A vida pública de Correa mudou em 2005, quando assumiu o Ministério da Economia do presidente Alfredo Palacio. À época, o Equador atravessava uma longa e grave crise institucional. Entre 1997 e 2007, o país teve oito presidentes (mais informações nesta página) e 3 milhões de equatorianos emigraram após o governo congelar as poupanças e resgatar os bancos na virada do século.

Em meio ao descrédito geral da população com a classe política, Correa tentou contornar a crise com a emissão de títulos da dívida a juros baixos e defendeu gastos para diminuir a pobreza no país. Sem respaldo, demitiu-se quatro meses depois, mas deixou o ministério com apoio de 57% da população.

A popularidade alta lhe deu capital político para tentar a eleição. Ao contrário de outros líderes bolivarianos, como Evo Morales e Hugo Chávez, no entanto, Correa veio da academia e não de um movimento popular de base ou dos quartéis. Candidato à presidência, fundou seu partido, Alianza País, do zero e, seguindo a receita chavista, fez sua primeira campanha com a promessa de convocar uma Constituinte e refundar o país.

A primeira vitória eleitoral de Correa veio em 2006, quando derrotou o magnata da banana Alvaro Noboa no segundo turno das eleições. Após assumir o poder, declarou a dívida externa do país ilegal. Em 2008, entrou em crise diplomática com o Brasil, quando expulsou a Odebrecht do Equador por falhas na construção de uma usina hidrelétrica e ameaçou não honrar um empréstimo de US$ 200 milhões do Banco Nacional de Desenvolvimento Econômico e Social (BNDES).

Apesar do discurso incendiário, Correa maneja a economia com mais competência do que seus congêneres bolivarianos. No Equador não há escassez e o presidente manteve a dolarização da economia, instituída no ano 2000 para amenizar a crise bancária. "Ele tem um perfil mais técnico do que Chávez", atesta o economista equatoriano Walter Spurrier. "Com o dinheiro do petróleo soube investir em infraestrutura e gastos sociais."

Com a crise financeira mundial de 2008, que derrubou em 79% os preços do petróleo, Correa recorreu a um pacote de estímulo fiscal, destinado principalmente ao setor habitacional. A commodity, na época, respondia por 62% das exportações do país e por 34% da renda do governo. Os impostos para empresas multinacionais e grandes fortunas aumentaram. Os bancos foram obrigados a manter um compulsório de 60% em seus cofres e US$ 2 bilhões em reservas foram repatriados para o Equador.

Com esse dinheiro em caixa, o governo passou a conceder empréstimos para obras de infraestrutura viária, hospitalar e escolar. Ao menos 7,8 mil km de estradas foram construídas. O investimento do Equador em obras sociais é o maior da América Latina: equivale a 11% do PIB.

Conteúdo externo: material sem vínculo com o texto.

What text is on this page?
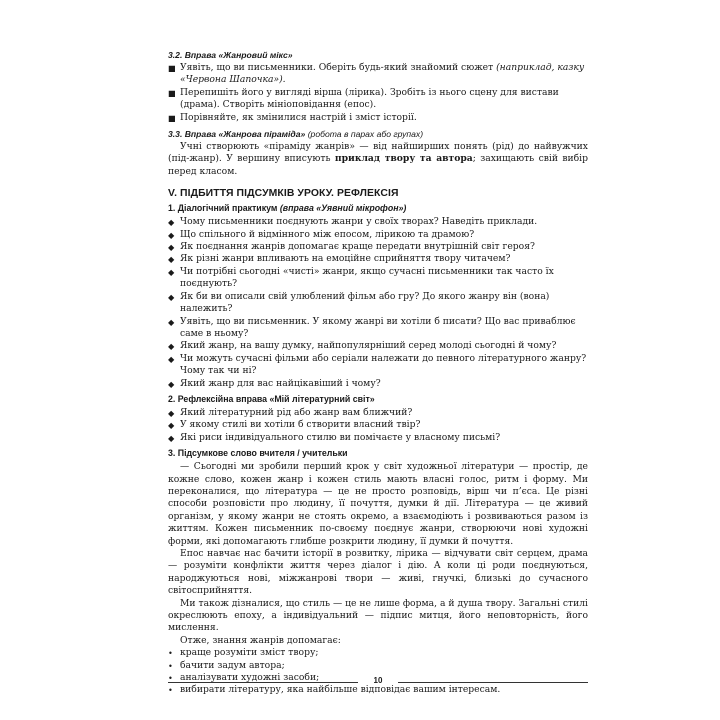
3.2. Вправа «Жанровий мікс»
■ Уявіть, що ви письменники. Оберіть будь-який знайомий сюжет (наприклад, казку «Червона Шапочка»).
■ Перепишіть його у вигляді вірша (лірика). Зробіть із нього сцену для вистави (драма). Створіть мініоповідання (епос).
■ Порівняйте, як змінилися настрій і зміст історії.
3.3. Вправа «Жанрова піраміда» (робота в парах або групах)

Учні створюють «піраміду жанрів» — від найширших понять (рід) до найвужчих (під-жанр). У вершину вписують приклад твору та автора; захищають свій вибір перед класом.

V. ПІДБИТТЯ ПІДСУМКІВ УРОКУ. РЕФЛЕКСІЯ
1. Діалогічний практикум (вправа «Уявний мікрофон»)
◆ Чому письменники поєднують жанри у своїх творах? Наведіть приклади.
◆ Що спільного й відмінного між епосом, лірикою та драмою?
◆ Як поєднання жанрів допомагає краще передати внутрішній світ героя?
◆ Як різні жанри впливають на емоційне сприйняття твору читачем?
◆ Чи потрібні сьогодні «чисті» жанри, якщо сучасні письменники так часто їх поєднують?
◆ Як би ви описали свій улюблений фільм або гру? До якого жанру він (вона) належить?
◆ Уявіть, що ви письменник. У якому жанрі ви хотіли б писати? Що вас приваблює саме в ньому?
◆ Який жанр, на вашу думку, найпопулярніший серед молоді сьогодні й чому?
◆ Чи можуть сучасні фільми або серіали належати до певного літературного жанру? Чому так чи ні?
◆ Який жанр для вас найцікавіший і чому?
2. Рефлексійна вправа «Мій літературний світ»
◆ Який літературний рід або жанр вам ближчий?
◆ У якому стилі ви хотіли б створити власний твір?
◆ Які риси індивідуального стилю ви помічаєте у власному письмі?
3. Підсумкове слово вчителя / учительки

— Сьогодні ми зробили перший крок у світ художньої літератури — простір, де кожне слово, кожен жанр і кожен стиль мають власні голос, ритм і форму. Ми переконалися, що література — це не просто розповідь, вірш чи п’єса. Це різні способи розповісти про людину, її почуття, думки й дії. Література — це живий організм, у якому жанри не стоять окремо, а взаємодіють і розвиваються разом із життям. Кожен письменник по-своєму поєднує жанри, створюючи нові художні форми, які допомагають глибше розкрити людину, її думки й почуття.

Епос навчає нас бачити історії в розвитку, лірика — відчувати світ серцем, драма — розуміти конфлікти життя через діалог і дію. А коли ці роди поєднуються, народжуються нові, міжжанрові твори — живі, гнучкі, близькі до сучасного світосприйняття.

Ми також дізналися, що стиль — це не лише форма, а й душа твору. Загальні стилі окреслюють епоху, а індивідуальний — підпис митця, його неповторність, його мислення.

Отже, знання жанрів допомагає:

• краще розуміти зміст твору;
• бачити задум автора;
• аналізувати художні засоби;
• вибирати літературу, яка найбільше відповідає вашим інтересам.
10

Esses investimentos possibilitaram que a economia crescesse e o desemprego caísse. O país deve ter uma expansão no PIB de 2012 de 4%. O desemprego é de 4,1%.

Assim como Chávez na Venezuela, Correa também destinou esforços a ampliar o aparato de comunicação estatal. Criou a rede de TV ECTV e expropriou veículos que pertenciam a bancos envolvidos na crise de 1999, como a Gama TV. Uma quartelada policial em 2010, tratada pelo presidente como golpe de Estado, radicalizou seu comportamento contra a mídia privada - que diante da debilidade dos partidos tradicionais constitui-se na forma mais organizada de oposição a ele.

No ano passado, Correa processou o jornal El Universo, que publicou um artigo contra ele, em US$ 40 milhões. Depois de ganhar o processo na Justiça, onde a maioria dos magistrado lhe é favorável, perdoou a multa.